Now I’m 32 years old, I don’t care so much about trivial things. I’m attempting to reconnect with my roots while collaborating traditions I’ve learned through living abroad as well as my husband’s. It’s a wonderful thing to be with someone who allows you to grow as a person as well as willing to roll with the punches together in life.
Culture shock is a wonderful thing in disguise. It means I have an opportunity to open up my mind and expand my horizons. Sometimes I must be so uncomfortable to the point I want to jump out of my own skin before I can truly appreciate the new life I have given myself.
Before the culture shock, I went through a honeymoon stage and when I went beyond the superficial surface, I became frustrated. That’s life, right? What helped me enjoy life more is making my studio apartment feel cozy, feel like home. I exercise daily (supposedly the endorphins help you to be more happy)? I concentrate on what I like to do in Shanghai and collaborate somehow in my daily life. I knew the life in Shanghai was going to be way different from the life I’ve had in Taipei. I just didn’t realize how different the two cities were from one another – they’re like night and day. Sometimes you just have to let go and take things with a grain of salt or you will go mad. Then again, I had a much harder time to adjust to Florida than Shanghai. Maybe because I grew up in Maine (but born in a Cajun state).

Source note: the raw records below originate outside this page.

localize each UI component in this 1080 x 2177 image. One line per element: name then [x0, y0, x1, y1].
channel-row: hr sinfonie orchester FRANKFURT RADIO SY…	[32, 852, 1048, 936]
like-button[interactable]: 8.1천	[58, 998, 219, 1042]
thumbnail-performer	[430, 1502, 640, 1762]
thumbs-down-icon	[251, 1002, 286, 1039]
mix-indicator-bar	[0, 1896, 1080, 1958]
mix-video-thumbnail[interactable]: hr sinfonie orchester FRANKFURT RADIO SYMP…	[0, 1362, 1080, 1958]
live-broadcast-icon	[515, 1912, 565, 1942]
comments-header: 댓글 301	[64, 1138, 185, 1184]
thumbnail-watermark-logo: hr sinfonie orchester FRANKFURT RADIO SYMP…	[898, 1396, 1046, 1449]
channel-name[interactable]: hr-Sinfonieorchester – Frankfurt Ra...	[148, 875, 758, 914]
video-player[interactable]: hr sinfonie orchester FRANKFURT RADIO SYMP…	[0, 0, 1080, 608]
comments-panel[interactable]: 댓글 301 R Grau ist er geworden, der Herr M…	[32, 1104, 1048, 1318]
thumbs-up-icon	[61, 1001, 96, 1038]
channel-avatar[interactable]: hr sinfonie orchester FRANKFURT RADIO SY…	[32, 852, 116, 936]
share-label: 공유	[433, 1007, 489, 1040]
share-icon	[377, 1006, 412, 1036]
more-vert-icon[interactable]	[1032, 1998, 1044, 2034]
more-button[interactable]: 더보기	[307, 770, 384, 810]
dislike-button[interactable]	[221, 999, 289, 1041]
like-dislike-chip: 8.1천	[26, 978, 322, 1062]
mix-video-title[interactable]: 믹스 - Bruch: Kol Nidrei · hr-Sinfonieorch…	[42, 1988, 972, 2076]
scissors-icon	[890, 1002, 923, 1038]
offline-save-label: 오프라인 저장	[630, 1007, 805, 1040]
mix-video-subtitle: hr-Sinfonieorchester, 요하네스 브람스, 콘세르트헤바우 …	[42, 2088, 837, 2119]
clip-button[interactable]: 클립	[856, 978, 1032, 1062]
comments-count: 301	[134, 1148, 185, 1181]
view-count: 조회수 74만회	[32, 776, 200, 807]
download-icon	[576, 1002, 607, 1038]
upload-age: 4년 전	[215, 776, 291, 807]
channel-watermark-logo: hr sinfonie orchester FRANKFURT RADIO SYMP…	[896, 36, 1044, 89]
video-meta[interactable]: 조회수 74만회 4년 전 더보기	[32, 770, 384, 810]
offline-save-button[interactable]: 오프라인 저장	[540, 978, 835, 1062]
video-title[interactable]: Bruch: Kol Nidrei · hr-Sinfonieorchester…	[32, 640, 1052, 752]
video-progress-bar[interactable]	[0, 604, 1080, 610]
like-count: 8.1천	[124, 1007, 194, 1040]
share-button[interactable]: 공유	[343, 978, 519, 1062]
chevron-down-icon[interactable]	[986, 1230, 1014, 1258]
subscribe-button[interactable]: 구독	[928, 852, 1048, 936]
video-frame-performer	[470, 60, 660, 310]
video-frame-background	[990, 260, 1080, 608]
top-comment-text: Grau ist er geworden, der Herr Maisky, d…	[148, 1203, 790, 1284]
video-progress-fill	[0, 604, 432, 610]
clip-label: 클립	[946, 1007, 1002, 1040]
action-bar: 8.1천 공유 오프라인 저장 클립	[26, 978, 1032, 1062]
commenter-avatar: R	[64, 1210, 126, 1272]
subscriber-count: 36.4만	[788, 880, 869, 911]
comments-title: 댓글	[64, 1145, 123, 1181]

Being alone doesn’t have to equal lonely. In the wise words of Dr. Seuss, “All alone! Whether you like it or not, alone is something you’ll be quite a lot!” Don’t get me wrong, I am all about spending time alone. I’m an introvert, after all. I even wrote a post about it: Alone Doesn’t Have to Mean Lonely.
Being alone also means I become more self-efficient. Ordering correctly without any misunderstandings are one of many small victories while living abroad. I accomplished things I never thought I would be able to do, and that’s pretty damn rewarding.
Sometimes learning about the city you’re living in help you appreciate your surroundings even more. Dawen and I have been learning about the history in Shanghai and slowly going to the historic sites when we have the chance.
Sure, being a foreigner is a muddy thing at times. I start to see a different perspective and adapt to different norms. While I may be changing, back at my birth country somehow remains the same – it’s as if time stood still. People back home somehow don’t ever really get it and still ask me when I plan on moving back from a supposed extremely over-extended vacation. I thought I would only be here a short period of time and before I know it, two years has already passed. It’s as if somebody put a cloth over my head and I witness this really neat trick I cannot explain. I realize that while I will always be a foreigner here, it becomes home away from home – if not more home than home.
I only lived in Shanghai about two years (I mean, I did return to Taiwan for a few months) and I am telling you, what I see around my neighborhood has already changed so much. Right now, I am hearing a building being demolished as I type this. I’m at a point in my life where I’m genuinely happy. I can’t pinpoint why I’m happy but I am. I simply feel content. Having said that, it doesn’t mean I’m drinking a martini overlooking the skyline around the Bund without a care in the world. Not quite.